Сенат приговорил Радищева к смертной казни. Екатерине было выгодно показать милосердие. Она сослала писателя в Сибирь.
Новиков чувствовал, что петля вокруг него стягивается. Здоровье не обещало поправки. Болезненные припадки учащались.
В апреле 1791 года умерла Александра Егоровна. Новиков был очень плох, и друзья опасались, что и его конец близок.
Жизнь компании приостановилась. Слухи перестали ползти. Заподозрив неладное, Екатерина послала в Москву графа Безбородко и опытного полицейского чиновника Архарова посмотреть, как ведут себя масоны, не замышляют ли в тишине какого злодейства.
Безбородко ничего не обнаружил, а вернее, не пожелал искать, сказавши позднее, что считал преследование Новикова и масонов актом, не соответствующим величию царствования.
Новиков не покидал Авдотьина.
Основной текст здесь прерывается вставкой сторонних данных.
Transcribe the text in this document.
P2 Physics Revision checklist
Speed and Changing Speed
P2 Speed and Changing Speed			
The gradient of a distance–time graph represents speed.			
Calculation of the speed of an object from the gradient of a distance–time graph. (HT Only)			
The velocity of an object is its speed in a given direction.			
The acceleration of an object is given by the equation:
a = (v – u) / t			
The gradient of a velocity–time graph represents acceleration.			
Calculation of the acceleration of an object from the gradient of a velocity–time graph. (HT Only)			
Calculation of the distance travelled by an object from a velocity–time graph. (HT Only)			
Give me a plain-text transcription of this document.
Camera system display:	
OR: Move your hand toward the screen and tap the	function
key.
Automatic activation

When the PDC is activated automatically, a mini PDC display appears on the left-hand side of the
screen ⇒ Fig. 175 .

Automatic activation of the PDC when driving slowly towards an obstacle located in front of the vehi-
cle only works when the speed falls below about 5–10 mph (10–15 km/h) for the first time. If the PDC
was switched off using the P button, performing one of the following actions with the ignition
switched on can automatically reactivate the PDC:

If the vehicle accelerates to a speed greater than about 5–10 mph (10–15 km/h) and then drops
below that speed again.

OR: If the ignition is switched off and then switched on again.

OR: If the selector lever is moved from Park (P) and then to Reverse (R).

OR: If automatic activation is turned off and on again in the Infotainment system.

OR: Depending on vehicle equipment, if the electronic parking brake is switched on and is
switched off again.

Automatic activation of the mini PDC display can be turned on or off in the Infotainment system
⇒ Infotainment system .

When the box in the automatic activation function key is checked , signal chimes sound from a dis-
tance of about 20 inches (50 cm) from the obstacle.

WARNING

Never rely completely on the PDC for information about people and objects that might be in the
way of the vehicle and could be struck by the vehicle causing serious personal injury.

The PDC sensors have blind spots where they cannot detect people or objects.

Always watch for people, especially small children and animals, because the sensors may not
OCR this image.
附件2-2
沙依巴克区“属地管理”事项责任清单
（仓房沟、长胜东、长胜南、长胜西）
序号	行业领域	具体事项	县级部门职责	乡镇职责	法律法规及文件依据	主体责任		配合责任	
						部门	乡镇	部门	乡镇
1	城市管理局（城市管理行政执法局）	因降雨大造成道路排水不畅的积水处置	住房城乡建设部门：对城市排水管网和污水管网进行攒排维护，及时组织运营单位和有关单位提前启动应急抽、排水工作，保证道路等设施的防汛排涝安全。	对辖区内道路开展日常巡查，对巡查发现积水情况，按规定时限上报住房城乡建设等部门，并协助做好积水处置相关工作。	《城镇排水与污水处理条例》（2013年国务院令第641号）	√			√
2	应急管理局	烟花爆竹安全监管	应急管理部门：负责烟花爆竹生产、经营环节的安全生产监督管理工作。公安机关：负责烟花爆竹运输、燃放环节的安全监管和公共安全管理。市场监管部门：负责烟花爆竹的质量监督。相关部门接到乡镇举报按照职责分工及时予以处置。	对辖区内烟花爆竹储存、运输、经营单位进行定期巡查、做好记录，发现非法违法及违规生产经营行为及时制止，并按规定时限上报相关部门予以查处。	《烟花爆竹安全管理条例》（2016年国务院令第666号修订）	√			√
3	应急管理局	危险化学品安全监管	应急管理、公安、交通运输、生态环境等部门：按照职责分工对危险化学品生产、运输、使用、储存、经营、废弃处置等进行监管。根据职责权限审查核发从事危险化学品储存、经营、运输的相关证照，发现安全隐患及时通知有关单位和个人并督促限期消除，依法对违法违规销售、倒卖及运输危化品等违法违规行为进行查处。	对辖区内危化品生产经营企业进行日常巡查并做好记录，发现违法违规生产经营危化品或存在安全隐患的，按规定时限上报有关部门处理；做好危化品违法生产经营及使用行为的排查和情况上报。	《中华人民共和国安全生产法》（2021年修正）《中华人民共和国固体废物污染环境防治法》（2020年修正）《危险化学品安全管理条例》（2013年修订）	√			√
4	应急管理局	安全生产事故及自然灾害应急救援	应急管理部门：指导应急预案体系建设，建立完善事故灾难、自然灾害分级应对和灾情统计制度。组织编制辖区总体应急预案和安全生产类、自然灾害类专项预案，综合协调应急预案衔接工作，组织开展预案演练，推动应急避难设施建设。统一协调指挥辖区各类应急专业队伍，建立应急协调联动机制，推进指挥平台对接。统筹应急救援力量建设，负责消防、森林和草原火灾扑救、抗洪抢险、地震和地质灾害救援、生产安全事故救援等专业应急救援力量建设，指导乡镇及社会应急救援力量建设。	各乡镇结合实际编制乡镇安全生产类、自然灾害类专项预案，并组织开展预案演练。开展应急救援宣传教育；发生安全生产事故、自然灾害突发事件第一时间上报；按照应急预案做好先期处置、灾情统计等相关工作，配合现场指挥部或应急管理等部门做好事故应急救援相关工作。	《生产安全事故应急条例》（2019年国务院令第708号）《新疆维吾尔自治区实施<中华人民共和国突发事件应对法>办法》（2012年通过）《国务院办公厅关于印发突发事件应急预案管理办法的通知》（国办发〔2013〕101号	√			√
Без него Типографическая компания разваливалась. Денежные обороты весьма сократились, обступали долги. Надобно было расплатиться с кредиторами и объявить о том, что компания уничтожается.
Пайщики не надеялись продать имущество компании — книги, типографию, аптеку — и потому не торопились объявить в газете о ликвидации дел. В самую трудную минуту выручил Григорий Максимович Походяшин. Он задумал продать свои уральские заводы и вырученной суммой поддержать компанию, но при этом поставил условие, что будет вести дело только с Новиковым — ему он доверял безгранично — и что свое участие сохранит в тайне. Новиков согласился. Он понимал, что получил единственную возможность спасти то дело, которому была отдана жизнь. А для того чтобы выполнить требование Походяшина, ему следовало сделаться единоличным владельцем всего имущества компании. Только в этом случае Походяшин соглашался прийти на помощь.
Выход наметился. В ноябре 1791 года члены Типографической компании собрались и, выслушав предложения Новикова, постановили по причине тяжелых экономических обстоятельств компанию разрушить, о чем составить акт. Имущество — дом у Никольских ворот, гендриковский дом, напечатанные книги, компанейская типография, Спасская аптека — переходили к Новикову, а он выдал от своего имени векселя каждому пайщику соответственно внесенному тем вкладу. Все долги компании Новиков взял на себя, надеясь, что сможет еще встать на ноги и возобновить издательство.